When our focus shifts to these fundamental principles, over time, we develop certain universal intuition, a powerful meta-skill. Understanding deeply how computing & computers work, alone and in clusters, we are able to quickly grasp and foresee what is possible. Then, we are not bogged by the ephemeral details of always-changing tools, libraries, frameworks and approaches. Ironically or expectedly, once we have reached this level, it actually becomes a piece of cake to learn any new shiny object of the current day. That is something worth striving for!
Feel Joy and have Power
As Leonardo da Vinci has said:
The noblest pleasure is the joy of understanding.

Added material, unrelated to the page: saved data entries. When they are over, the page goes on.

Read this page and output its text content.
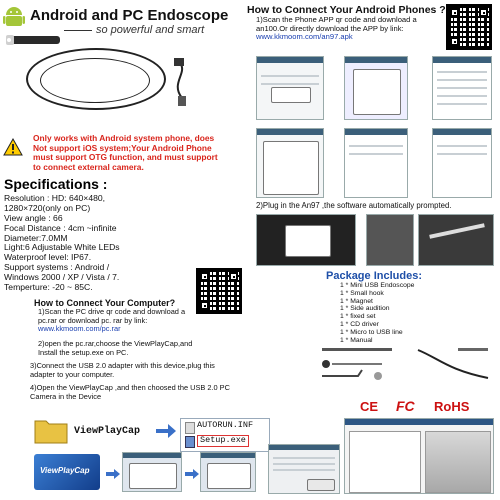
Android and PC Endoscope
so powerful and smart
Only works with Android system phone, does
Not support iOS system;Your Android Phone
must support OTG function, and must support
to connect external camera.
Specifications :
Resolution : HD: 640×480,
1280×720(only on PC)
View angle : 66
Focal Distance : 4cm ~infinite
Diameter:7.0MM
Light:6 Adjustable White LEDs
Waterproof level: IP67.
Support systems : Android /
Windows 2000 / XP / Vista / 7.
Temperture: -20 ~ 85C.
How to Connect Your Android Phones ?
1)Scan the Phone APP qr code and download a
an100.Or directly download the APP by link:
www.kkmoom.com/an97.apk
2)Plug in the An97 ,the software automatically prompted.
How to Connect Your Computer?
1)Scan the PC drive qr code and download a
pc.rar or download pc. rar by link:
www.kkmoom.com/pc.rar
2)open the pc.rar,choose the ViewPlayCap,and
Install the setup.exe on PC.
3)Connect the USB 2.0 adapter with this device,plug this
adapter to your computer.
4)Open the ViewPlayCap ,and then choosed the USB 2.0 PC
Camera in the Device
ViewPlayCap
AUTORUN.INF
Setup.exe
ViewPlayCap
Package Includes:
1 * Mini USB Endoscope
1 * Small hook
1 * Magnet
1 * Side audition
1 * fixed set
1 * CD driver
1 * Micro to USB line
1 * Manual
CE FC RoHS
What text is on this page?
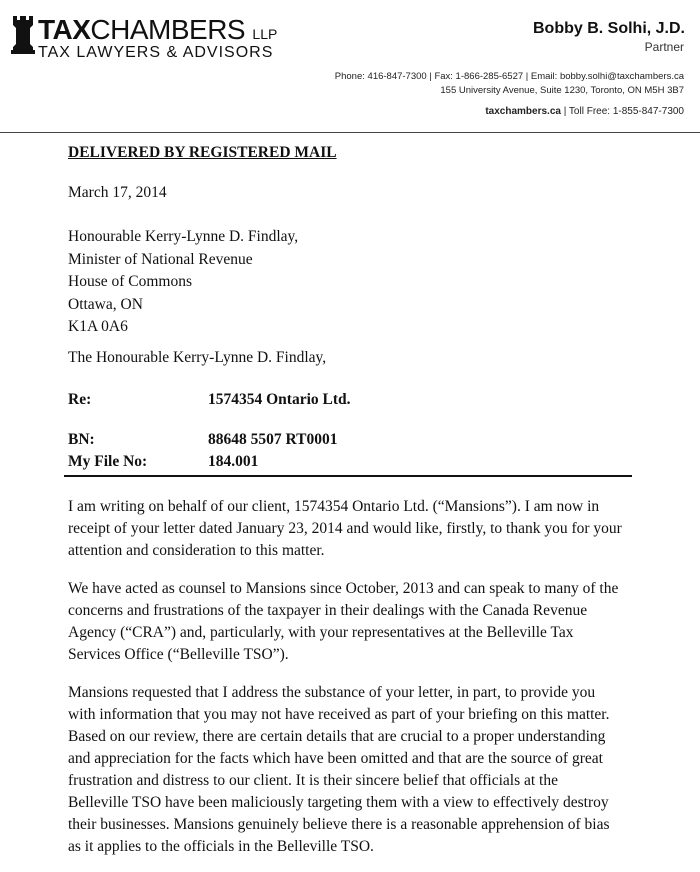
TAXCHAMBERS LLP
TAX LAWYERS & ADVISORS
Bobby B. Solhi, J.D.
Partner
Phone: 416-847-7300 | Fax: 1-866-285-6527 | Email: bobby.solhi@taxchambers.ca
155 University Avenue, Suite 1230, Toronto, ON M5H 3B7
taxchambers.ca | Toll Free: 1-855-847-7300
DELIVERED BY REGISTERED MAIL
March 17, 2014
Honourable Kerry-Lynne D. Findlay,
Minister of National Revenue
House of Commons
Ottawa, ON
K1A 0A6
The Honourable Kerry-Lynne D. Findlay,
Re:	1574354 Ontario Ltd.
BN:	88648 5507 RT0001
My File No:	184.001
I am writing on behalf of our client, 1574354 Ontario Ltd. (“Mansions”). I am now in
receipt of your letter dated January 23, 2014 and would like, firstly, to thank you for your
attention and consideration to this matter.
We have acted as counsel to Mansions since October, 2013 and can speak to many of the
concerns and frustrations of the taxpayer in their dealings with the Canada Revenue
Agency (“CRA”) and, particularly, with your representatives at the Belleville Tax
Services Office (“Belleville TSO”).
Mansions requested that I address the substance of your letter, in part, to provide you
with information that you may not have received as part of your briefing on this matter.
Based on our review, there are certain details that are crucial to a proper understanding
and appreciation for the facts which have been omitted and that are the source of great
frustration and distress to our client. It is their sincere belief that officials at the
Belleville TSO have been maliciously targeting them with a view to effectively destroy
their businesses. Mansions genuinely believe there is a reasonable apprehension of bias
as it applies to the officials in the Belleville TSO.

And as we have seen, in the context of software development, it gets even better - it is highly practical too, bringing us a lot of influence and making us powerful. The scope of software engineering is tremendously vast, but if we focus on Fundamentals, we can master it.
Let's then have the right focus and always keep pushing beyond our current cognitive capacities - experiencing pure joy regularly and gaining a lot of influence and power in the process!